High-tech, meet high fashion. With Ralph Lauren’s introduction of its new “smart” PoloTech shirt, high-tech fashion is now synonymous with high-fashion technology. For a cool $295, you can be the proud owner of one of these luxury items, made all the more impressive by their next generation material (or, if you’re a purist, their name brand design). With the silver fibers that have become a mainstay in smart clothing, including in radiation protecting underwear, Ralph Lauren’s PoloTech shirt tells you how to work out, and records information about your exercise routine so that you look as good out of the shirt as you do in it.
The PoloTech, first debuted at the 2014 U.S. Open, was initially worn by ball boys and American tennis player Marcos Giron to test the technology’s effectiveness. It marked the first time a major fashion label had delved into the realm of smart clothing — previously, only accessories had been breached by designers of a similar caliber, like the Tory Burch-designed FitBit. David Lauren, the Ralph Lauren’s executive vice president of global advertising, marketing and corporate communications noted that their latest release appears as “the first major luxury fashion brand to come to market” with such a technologically advanced piece of clothing.

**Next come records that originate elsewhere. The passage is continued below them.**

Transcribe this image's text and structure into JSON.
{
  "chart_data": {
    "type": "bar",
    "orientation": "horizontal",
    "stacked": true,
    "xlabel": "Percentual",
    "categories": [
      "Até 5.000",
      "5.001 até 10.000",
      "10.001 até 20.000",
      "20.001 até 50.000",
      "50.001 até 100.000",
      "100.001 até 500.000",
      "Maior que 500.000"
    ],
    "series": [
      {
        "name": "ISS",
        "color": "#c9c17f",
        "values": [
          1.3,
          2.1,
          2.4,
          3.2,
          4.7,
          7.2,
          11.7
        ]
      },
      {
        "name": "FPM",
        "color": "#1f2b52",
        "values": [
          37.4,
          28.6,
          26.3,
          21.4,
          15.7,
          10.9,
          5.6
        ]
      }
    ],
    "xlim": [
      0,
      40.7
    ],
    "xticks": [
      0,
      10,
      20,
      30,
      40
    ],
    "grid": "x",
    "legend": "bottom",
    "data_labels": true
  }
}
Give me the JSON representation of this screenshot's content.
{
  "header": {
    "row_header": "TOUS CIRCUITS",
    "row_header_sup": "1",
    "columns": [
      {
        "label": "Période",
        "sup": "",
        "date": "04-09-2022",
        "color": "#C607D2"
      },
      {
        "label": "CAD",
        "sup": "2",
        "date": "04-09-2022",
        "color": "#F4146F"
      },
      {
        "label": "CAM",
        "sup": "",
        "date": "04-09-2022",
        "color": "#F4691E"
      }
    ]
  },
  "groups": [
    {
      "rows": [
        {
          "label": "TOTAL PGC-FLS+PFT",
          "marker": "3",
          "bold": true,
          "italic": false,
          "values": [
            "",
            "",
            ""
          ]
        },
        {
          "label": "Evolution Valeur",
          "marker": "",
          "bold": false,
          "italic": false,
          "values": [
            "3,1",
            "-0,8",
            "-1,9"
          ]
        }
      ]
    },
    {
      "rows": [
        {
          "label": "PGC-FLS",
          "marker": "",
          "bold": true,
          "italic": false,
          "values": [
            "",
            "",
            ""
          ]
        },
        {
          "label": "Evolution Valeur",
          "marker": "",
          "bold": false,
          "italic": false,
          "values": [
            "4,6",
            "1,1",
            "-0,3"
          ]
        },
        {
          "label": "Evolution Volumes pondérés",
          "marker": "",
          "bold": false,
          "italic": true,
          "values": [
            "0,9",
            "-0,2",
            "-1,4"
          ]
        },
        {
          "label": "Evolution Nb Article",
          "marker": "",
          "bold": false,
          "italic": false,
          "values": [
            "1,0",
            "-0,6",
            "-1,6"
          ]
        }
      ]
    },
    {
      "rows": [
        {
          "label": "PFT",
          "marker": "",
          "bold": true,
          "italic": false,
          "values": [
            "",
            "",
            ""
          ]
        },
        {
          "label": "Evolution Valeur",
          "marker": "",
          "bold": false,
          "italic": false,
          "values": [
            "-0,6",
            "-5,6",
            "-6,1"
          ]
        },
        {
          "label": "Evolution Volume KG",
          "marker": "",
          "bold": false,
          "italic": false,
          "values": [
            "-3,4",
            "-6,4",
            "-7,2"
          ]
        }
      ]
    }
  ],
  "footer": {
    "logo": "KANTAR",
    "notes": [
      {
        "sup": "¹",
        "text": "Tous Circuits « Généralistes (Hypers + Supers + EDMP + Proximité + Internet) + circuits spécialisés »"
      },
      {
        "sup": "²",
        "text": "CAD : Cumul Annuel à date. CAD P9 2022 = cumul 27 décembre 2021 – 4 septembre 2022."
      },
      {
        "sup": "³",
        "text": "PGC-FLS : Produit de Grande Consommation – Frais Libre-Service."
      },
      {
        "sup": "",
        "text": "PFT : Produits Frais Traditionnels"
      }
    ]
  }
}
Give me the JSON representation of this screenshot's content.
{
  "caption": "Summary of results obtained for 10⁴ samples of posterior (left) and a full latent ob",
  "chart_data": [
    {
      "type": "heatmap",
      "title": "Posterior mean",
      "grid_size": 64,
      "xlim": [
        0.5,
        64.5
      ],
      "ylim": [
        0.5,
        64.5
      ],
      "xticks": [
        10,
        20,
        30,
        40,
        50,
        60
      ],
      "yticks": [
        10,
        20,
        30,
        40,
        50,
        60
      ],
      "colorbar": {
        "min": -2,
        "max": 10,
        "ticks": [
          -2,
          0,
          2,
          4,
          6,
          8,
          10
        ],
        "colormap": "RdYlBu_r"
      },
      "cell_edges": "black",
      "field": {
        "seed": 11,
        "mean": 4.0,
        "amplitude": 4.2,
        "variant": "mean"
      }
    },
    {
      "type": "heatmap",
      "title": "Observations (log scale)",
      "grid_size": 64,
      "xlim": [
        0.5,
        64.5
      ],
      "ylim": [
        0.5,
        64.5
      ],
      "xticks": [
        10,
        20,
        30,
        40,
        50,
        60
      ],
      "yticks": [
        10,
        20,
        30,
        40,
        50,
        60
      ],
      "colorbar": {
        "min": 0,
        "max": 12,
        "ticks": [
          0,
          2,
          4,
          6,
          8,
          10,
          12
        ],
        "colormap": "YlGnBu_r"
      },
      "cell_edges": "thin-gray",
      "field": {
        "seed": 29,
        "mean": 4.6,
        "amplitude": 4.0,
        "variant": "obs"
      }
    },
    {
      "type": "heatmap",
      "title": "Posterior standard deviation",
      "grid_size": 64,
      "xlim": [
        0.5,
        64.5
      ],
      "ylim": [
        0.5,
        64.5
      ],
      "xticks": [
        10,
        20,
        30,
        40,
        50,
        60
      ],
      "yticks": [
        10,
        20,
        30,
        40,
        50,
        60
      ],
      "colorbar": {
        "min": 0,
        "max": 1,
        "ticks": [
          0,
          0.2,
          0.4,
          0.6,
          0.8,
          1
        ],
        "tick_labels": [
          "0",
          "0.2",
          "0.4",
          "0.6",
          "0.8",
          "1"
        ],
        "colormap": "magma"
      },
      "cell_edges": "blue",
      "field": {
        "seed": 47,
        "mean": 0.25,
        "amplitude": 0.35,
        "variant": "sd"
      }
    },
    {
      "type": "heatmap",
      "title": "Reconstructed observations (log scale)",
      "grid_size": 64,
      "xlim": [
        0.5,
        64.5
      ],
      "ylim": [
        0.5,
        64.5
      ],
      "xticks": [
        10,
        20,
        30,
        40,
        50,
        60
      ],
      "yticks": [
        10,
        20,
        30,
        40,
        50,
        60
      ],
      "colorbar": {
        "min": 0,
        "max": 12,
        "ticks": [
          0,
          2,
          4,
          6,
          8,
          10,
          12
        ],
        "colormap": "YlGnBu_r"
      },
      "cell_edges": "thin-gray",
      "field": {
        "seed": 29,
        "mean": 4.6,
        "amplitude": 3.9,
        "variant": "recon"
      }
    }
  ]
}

Thanks to the silver fibers and a tiny “black box” sensor that attaches into the shirt close to the wearer’s rib cage, the “second-skin” PoloTech expertly tracks health metrics like steps taken, heart rate, breathing rate and depth, and energy expenditures. This data is then transferred to a Ralph Lauren iOS app — sorry Android users, no fun for you. Still, the PoloTech shirt believes that it and its app set themselves apart by not only aggregating information, but then going a step further and providing the user with advice on how to improve workouts.
While the PoloTech will only be available for men when it launches on August 27, the company is also looking toward a women’s version, and expanding its line of smart wear to include other types of clothing — maybe even a smart suit. Of course, given the price point of the shirt alone, you’ll have to be prepared to shell out some major change for this personalized workout device, but just think of it this way — at $295, it’s still $55 cheaper than the Apple Watch.